Figure 1

Guide RNA adjacent to the coding sequence D366 shows efficient disruption of the PSIP1 gene. (a) Schematic representation of LEDGF/p75 protein with indication of the epitope sites of respective antibodies used in Western analysis. Below the human PSIP1 locus on chromosome 9 is depicted showing the different exons as light grey boxes. IBD is underlined in green. (b) Schematic of representing the location of the different gRNA that were used (red lines), gRNA1 close to D366 and two additional supporting gRNAs (gRNA_A, gRNA_B).

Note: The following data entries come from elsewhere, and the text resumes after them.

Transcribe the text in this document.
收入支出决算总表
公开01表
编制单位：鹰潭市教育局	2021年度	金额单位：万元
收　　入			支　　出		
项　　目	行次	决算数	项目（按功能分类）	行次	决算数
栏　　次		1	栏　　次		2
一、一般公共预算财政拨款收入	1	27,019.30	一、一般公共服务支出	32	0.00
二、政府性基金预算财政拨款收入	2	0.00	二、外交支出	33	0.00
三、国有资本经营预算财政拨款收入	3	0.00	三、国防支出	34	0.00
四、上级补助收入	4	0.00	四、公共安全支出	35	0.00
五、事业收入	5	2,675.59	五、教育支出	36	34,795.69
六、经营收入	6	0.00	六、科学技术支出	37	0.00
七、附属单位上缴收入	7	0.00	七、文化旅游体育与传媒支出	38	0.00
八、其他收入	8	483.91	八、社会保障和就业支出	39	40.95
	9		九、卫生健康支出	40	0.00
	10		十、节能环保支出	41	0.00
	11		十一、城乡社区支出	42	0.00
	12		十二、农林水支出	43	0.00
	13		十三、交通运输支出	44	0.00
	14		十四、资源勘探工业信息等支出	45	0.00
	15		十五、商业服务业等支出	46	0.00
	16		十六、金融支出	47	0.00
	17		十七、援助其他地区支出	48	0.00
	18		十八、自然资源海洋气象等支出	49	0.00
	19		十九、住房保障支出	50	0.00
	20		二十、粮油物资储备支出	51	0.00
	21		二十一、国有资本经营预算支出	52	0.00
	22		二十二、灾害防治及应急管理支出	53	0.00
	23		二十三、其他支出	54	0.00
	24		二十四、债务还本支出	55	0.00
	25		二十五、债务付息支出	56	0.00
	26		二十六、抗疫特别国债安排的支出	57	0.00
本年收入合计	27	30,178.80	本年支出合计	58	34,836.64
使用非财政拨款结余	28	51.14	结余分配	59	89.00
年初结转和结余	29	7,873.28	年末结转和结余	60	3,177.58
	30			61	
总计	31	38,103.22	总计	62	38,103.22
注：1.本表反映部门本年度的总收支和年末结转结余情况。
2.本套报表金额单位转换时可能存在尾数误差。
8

D366 is shown in yellow. The expected PCR fragment sizes are indicated as well as the predicted deletions for the different gRNA combinations. Below the targeted gDNA sequence is shown. D366 is boxed in green, the PAM site is shown in red and the landing site of gRNA1 is shown in blue. (c) Agarose gel analysis showing truncated amplicons generated by DNA cleavage guided by a pair of gRNAs. Genomic DNA was extracted from polyclonal cell populations and PCR amplified using Fwd and Rv primers indicated in panel (b). The WT amplicon is indicated by the large arrow head. The lower migrating bands (small arrow head) indicate segmental deletion. (d) Western blot analysis showing LEDGF protein in a polyclonal HEK293T population transfected with the indicated gRNA pairs. Wild-type 293T cells (WT) are shown as control. (e) Immunocytochemical staining of endogenous LEDGF showing nuclear localization in WT and CRISPRed polyclonal HEK239T cells. Phalloidin-stained F-actin in white is shown as a counterstain. The respective antibodies used are indicated above. Scale Bar: 10 μm.